Walter Haut, who started the rumors about flying saucers in Roswell, New Mexico in 1947, has been taken from us. A U.S. Army lieutenant, Haut issued a press release saying that a flying saucer had been found nearby, only to be silenced a few hours later when the Army retracted the statement, claiming it was merely a weather balloon. Although he himself never saw a UFO, according to the Associated Press “he remained a believer” till his dying day.

Ingenious (and cruel) collegiate basketball fans have found a new high-tech way to heckle their opponents. For their last game of the season against archrivals the University of Southern California (USC), student members of the rally committee at the University of California Berkeley (Cal) planned an elaborate prank targeting USC’s star guard, Gabe Pruitt. A week before the game, “Victoria,” ostensibly a UCLA student, began flirtatiously chatting with Pruitt online; after being sent (fake) pictures, he gave her his phone number and made plans to meet her. Then, during the game, when he went up for his first free throws, the crowd began to chant “VIC-TOR-I-A” and even recited his own phone number at him. A spooked Pruitt played miserably; USC lost not only that game, but a rematch to Cal five days later, ending the team’s postseason tournament hopes.

Scott Crossfield, the first man to fly at twice the speed of sound, died at the age of 84 on April 24, 2006. He performed his feat on November 20, 1953, reaching 1,291 miles per hour in a Douglas D558-2 Skyrocket. As Crossfield later recalled it, the U.S. Air Force “was grooming Charlie Yeager to make Mach 2 and have that be the anniversary celebration” to commemorate the Wright Brothers’ famous flight fifty years earlier. “I thought it would be kind of interesting to beat him.”

Crossfield’s death came when his private Cessna 210 plane crashed during a storm in Georgia. Retired Marine General Jack Dailey, the director of the National Air and Space Museum and a friend of Crossfield, told the press “he probably wouldn’t have had it any other way.”

A British software developer who writes a blog began to suspect earlier this year that his long-time live-in girlfriend was cheating on him. Being a technically-minded fellow, he set up a system to spy on her Internet usage — and found proof that she was indeed carrying on behind his back. After they broke up, he posted the unhappy moral of the story on his blog: “If you plan to use technology when cheating it’s probably best to understand the technology involved better than the person that you’re cheating on.”

After more than 150 years of use, the telegram died a quiet death earlier this year at the hands of its greatest distributor. “Effective January 27, 2006,” read a brief online announcement, “Western Union will discontinue all Telegram and Commercial Messaging services. We regret any inconvenience this may cause you, and we thank you for your loyal patronage.” Although the company would not disclose the contents of its final cable, it did reveal that the last ten dispatches included birthday wishes, condolences, and the notification of an emergency.
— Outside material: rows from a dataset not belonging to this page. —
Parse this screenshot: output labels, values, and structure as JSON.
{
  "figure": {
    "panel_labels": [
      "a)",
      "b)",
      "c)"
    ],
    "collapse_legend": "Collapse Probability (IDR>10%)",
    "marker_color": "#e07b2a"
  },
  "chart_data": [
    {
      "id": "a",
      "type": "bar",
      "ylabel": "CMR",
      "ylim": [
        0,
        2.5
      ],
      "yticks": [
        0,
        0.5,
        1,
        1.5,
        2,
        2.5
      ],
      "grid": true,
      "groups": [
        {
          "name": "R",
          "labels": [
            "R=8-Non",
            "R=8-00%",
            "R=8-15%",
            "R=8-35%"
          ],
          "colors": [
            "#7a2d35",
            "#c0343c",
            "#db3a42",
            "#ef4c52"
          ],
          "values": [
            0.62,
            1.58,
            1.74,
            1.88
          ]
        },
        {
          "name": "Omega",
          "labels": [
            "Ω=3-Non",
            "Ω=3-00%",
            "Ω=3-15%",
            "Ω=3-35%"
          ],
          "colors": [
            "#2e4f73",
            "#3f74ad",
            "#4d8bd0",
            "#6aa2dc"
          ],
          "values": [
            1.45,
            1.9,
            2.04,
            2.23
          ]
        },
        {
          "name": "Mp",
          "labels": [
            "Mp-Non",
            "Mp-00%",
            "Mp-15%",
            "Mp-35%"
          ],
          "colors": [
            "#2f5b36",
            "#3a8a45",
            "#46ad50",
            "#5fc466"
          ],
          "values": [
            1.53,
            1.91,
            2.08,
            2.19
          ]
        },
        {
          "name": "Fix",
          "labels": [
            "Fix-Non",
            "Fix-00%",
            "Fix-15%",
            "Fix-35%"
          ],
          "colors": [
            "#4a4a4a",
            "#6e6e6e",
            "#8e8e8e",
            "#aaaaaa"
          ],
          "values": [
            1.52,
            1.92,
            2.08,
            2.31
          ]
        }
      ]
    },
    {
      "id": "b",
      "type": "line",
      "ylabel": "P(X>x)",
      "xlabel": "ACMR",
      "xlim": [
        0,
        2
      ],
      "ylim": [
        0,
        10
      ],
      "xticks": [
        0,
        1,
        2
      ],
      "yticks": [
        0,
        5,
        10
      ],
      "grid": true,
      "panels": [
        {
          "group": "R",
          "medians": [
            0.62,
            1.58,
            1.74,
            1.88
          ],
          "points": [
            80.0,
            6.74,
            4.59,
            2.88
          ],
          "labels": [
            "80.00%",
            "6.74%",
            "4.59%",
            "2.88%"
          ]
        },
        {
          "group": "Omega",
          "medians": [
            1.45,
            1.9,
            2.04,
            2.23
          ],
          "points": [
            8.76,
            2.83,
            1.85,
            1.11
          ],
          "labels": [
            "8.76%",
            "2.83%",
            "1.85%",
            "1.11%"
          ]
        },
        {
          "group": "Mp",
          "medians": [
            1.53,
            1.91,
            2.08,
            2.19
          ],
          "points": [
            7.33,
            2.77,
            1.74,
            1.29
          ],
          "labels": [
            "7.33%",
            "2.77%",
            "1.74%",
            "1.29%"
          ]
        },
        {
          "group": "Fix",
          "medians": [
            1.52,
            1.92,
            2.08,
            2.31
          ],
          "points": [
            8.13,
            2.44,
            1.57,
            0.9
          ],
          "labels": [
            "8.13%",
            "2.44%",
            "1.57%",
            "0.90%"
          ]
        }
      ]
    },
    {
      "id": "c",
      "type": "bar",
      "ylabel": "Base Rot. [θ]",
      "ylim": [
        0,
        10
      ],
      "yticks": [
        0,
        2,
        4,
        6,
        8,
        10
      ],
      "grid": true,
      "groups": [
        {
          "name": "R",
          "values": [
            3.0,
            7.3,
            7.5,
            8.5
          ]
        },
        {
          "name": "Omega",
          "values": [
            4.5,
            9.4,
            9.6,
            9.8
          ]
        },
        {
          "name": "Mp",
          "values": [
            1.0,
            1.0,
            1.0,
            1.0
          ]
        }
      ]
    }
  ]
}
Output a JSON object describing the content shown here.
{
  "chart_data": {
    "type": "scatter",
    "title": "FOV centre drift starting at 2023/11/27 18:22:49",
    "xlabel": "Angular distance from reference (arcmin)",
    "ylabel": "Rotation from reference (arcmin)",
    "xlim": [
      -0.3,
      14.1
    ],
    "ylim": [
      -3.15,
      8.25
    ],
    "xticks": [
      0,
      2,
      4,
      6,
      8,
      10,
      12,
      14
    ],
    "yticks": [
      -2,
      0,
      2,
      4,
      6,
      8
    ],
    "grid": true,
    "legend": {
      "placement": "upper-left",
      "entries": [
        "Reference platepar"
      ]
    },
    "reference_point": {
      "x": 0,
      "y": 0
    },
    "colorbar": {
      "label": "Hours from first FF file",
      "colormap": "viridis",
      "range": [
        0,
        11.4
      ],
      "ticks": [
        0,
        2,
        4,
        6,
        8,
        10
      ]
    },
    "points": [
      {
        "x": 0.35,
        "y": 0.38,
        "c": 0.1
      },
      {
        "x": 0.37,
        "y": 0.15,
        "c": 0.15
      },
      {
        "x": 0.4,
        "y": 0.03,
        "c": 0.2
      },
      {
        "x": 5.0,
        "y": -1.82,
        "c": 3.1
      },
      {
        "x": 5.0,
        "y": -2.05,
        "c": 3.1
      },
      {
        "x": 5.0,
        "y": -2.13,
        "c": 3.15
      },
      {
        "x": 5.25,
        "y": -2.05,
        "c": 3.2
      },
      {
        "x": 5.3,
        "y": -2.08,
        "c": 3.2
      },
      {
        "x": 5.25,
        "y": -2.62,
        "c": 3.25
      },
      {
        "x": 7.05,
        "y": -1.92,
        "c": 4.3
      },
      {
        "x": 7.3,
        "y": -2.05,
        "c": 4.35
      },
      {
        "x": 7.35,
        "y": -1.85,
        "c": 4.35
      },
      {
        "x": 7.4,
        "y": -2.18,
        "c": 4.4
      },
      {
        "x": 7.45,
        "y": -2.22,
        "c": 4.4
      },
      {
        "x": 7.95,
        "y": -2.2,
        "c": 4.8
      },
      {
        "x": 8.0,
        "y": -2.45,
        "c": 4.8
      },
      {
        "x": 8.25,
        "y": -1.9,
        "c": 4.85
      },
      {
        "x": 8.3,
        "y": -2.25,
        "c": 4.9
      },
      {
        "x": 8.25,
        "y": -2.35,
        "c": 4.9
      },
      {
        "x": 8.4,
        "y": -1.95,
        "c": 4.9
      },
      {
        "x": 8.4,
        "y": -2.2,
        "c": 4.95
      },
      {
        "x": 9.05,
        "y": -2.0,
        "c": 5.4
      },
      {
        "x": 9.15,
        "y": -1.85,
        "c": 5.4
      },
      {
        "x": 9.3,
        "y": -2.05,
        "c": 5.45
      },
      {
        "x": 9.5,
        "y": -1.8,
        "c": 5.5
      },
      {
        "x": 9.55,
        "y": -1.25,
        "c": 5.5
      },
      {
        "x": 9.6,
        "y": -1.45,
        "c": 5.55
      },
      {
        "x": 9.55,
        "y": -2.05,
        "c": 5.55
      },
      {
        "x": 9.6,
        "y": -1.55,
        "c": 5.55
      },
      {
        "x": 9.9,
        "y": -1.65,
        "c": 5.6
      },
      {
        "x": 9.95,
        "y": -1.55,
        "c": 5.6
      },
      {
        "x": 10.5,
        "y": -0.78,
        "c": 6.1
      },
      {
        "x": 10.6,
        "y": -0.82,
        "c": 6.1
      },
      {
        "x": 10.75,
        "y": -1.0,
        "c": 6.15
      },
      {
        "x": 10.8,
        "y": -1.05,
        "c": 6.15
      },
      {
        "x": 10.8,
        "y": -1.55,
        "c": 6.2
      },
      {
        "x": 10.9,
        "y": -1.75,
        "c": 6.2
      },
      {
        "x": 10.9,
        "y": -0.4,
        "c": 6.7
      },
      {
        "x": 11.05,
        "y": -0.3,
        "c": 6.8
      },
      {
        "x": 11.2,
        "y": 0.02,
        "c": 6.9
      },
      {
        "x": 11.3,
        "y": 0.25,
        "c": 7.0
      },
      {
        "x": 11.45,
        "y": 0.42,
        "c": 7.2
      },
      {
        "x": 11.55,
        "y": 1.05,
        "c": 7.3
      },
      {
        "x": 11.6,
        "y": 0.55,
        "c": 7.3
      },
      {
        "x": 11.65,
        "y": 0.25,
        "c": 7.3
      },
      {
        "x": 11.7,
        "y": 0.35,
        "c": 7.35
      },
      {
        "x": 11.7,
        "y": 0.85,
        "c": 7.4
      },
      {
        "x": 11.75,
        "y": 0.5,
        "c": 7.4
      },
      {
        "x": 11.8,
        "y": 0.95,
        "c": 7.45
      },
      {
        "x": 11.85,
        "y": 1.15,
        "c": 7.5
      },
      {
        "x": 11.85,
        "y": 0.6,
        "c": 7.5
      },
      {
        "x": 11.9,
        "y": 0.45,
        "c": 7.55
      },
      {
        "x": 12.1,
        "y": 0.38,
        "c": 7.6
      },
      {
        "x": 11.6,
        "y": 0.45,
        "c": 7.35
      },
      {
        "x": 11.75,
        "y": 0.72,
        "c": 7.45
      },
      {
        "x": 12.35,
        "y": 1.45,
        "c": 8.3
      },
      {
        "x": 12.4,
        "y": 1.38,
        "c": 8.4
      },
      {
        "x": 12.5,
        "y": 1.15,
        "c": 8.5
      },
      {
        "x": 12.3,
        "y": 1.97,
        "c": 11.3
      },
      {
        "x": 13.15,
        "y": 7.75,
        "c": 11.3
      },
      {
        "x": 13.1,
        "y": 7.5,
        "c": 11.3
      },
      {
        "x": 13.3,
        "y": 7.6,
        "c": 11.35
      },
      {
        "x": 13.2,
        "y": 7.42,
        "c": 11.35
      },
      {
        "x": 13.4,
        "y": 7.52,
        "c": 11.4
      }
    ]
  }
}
Margaret Atwood, the novelist, has invented a device called the “LongPen” that will allow her to sign books for fans on the other side of the world. The author can talk with a fan via webcam while using a stylus to control a pen-wielding robotic arm. Atwood’s company claims on its website that “it’s quite possible that the screen exchange will be more personal than what exists now.”

The Editors of The New Atlantis, "Notes & Briefs," The New Atlantis, Number 13, Summer 2006, pp. 118-124.